SCUMM v5 SMAP — Background Bitmap Format

The SMAP block holds the room background bitmap in SCUMM v5 games (Monkey Island 1 CD VGA, Monkey Island 2, Indy 4, Day of the Tentacle, …). It's the gnarliest single block format in v5: a vertical-strip decomposition wrapped around two flavors of palette-walk RLE.

At a glance

  the background = vertical strips, 8 px wide, decoded independently

  SMAP: ┌──────────────────────────────┬───────────────────────┐
        │ stripCount × u32 LE offsets  │ strip bodies …        │
        │ (header-inclusive: −8 to     │                       │
        │  get a payload position)     │                       │
        └──────────────────────────────┴───────────────────────┘

  each strip body:  [ code byte ][ initial color ][ bit stream ]
                         │
                         └─▶ picks the method:  uncompressed ·
                             Method 1 (palette walk) ·
                             Method 2 (richer deltas + RLE)
                             …plus direction, transparency, and
                             how many bits a palette index takes

This is a self-contained reference derived from reverse-engineering MI1 and MI2 data, cross-checked against the two main public sources for the format.

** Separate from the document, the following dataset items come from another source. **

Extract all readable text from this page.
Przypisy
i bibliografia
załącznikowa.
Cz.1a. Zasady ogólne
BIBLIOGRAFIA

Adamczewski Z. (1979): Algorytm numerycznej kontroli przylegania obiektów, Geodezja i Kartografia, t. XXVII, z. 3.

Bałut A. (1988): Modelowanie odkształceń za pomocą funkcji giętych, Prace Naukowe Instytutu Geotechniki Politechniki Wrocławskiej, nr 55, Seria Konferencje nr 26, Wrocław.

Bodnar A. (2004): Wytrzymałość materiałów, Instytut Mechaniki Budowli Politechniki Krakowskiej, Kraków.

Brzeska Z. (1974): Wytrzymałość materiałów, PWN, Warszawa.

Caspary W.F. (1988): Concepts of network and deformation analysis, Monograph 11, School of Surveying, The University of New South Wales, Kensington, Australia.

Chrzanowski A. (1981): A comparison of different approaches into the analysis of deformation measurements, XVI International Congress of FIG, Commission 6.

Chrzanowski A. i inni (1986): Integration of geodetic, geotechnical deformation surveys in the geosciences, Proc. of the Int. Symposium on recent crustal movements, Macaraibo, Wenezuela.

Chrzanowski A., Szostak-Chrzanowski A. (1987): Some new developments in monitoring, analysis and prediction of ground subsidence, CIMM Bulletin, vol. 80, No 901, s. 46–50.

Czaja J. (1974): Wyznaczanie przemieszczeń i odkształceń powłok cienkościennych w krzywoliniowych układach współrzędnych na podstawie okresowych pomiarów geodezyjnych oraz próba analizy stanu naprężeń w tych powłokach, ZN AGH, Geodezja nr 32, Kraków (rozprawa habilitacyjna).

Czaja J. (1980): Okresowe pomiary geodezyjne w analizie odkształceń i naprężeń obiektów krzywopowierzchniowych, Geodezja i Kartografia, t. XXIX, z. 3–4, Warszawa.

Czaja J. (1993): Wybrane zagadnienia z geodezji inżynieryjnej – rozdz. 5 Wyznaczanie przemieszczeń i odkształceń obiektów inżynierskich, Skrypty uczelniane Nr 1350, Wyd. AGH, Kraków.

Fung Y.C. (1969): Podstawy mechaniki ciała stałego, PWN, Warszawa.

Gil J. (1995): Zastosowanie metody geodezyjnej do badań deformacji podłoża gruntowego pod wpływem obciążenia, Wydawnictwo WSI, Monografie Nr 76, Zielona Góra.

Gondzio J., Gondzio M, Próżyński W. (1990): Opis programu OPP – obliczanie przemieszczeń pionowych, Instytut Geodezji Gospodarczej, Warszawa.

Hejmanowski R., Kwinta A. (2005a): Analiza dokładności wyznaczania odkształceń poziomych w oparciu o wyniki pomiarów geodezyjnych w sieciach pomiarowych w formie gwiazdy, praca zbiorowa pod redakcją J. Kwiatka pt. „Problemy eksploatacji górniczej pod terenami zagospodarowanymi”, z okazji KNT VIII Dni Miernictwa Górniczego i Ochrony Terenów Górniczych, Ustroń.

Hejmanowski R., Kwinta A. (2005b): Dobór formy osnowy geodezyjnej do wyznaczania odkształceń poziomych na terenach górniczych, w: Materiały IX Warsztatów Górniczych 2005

Where those sources disagree with what real game data actually decodes to, the data is the source of truth and we document the correction.

Sources

Both sources predate the corrections in §6 and §7 below — they describe an inverted Method 2 delta sign and a wrong paletteBits constant for codes 0x54..0x58. Real game data disagrees with the docs; we follow the data.


1. Where SMAP lives

Inside a SCUMM v5 resource file (MONKEY.001 / MONKEY2.001):

LECF                 top-level container
└── LFLF             one bundle per room
    └── ROOM         room data
        ├── RMHD     header: width, height, num objects
        ├── CLUT     256-entry RGB palette
        ├── RMIM     room image container
        │   ├── RMIH image header
        │   └── IM00 primary image container
        │       ├── SMAP    ← THIS DOCUMENT
        │       └── ZP01…   z-plane masks (one or more)
        ├── OBIM…    object images
        └── OBCD…    object code + names

2. Strip decomposition

The background is split into vertical strips, 8 pixels wide. A 320-wide room has 40 strips. Each strip is roomHeight pixels tall (typically 144 for full-screen). Strips are independent — each has its own compression code, initial color, and bit stream. The decoder can process them in any order.


3. SMAP payload layout

┌────────────────────────────────┬───────────────┐
│ stripCount × uint32 LE offset  │ strip bodies  │
└────────────────────────────────┴───────────────┘

stripCount = roomWidth / 8

⚠️ The offset gotcha

Each uint32 in the offset table is stored relative to the start of the SMAP block including its 8-byte block header, not relative to the payload.

encoder writes:    offset = 8 + tableSize + sumOfPreviousStripSizes
decoder seeking
into payload:      seek_pos = offset - 8

The first strip's offset is therefore 8 + 4 × stripCount. Anything less than 8 is malformed.

Symptom of getting this wrong: the per-strip "compression code" you read looks like random bytes (255, 12, 247, 0, …) instead of falling in the narrow expected bands (0x0E–0x12, 0x18–0x1C, 0x40–0x44, …).


4. Strip body layout

┌─────┬───────────────────┬─────────────────┐
│ ID  │ initial color     │ bit stream      │
│ 1 B │ 1 B               │ remainder       │
└─────┴───────────────────┴─────────────────┘
Field Meaning
ID Compression code; selects the algorithm and parameters.
Initial color Palette index of pixel 0; also the starting color/sub.
Bit stream Variable length; encoded LSB-first within each byte.

5. Bit stream conventions

Bit order within a byte

Bit 0 (LSB) is read first, then bit 1, …, then bit 7. So byte 0b00000111 (= 7) yields the bit sequence 1, 1, 1, 0, 0, 0, 0, 0.

Multi-bit integers

When n bits are read in order b0, b1, …, b(n-1), the resulting integer is b0 + 2·b1 + 4·b2 + … (i.e. LSB-first into the integer). For example, reading 7 bits in order 0, 1, 1, 1, 1, 1, 1 yields integer 126 (= 0x7E).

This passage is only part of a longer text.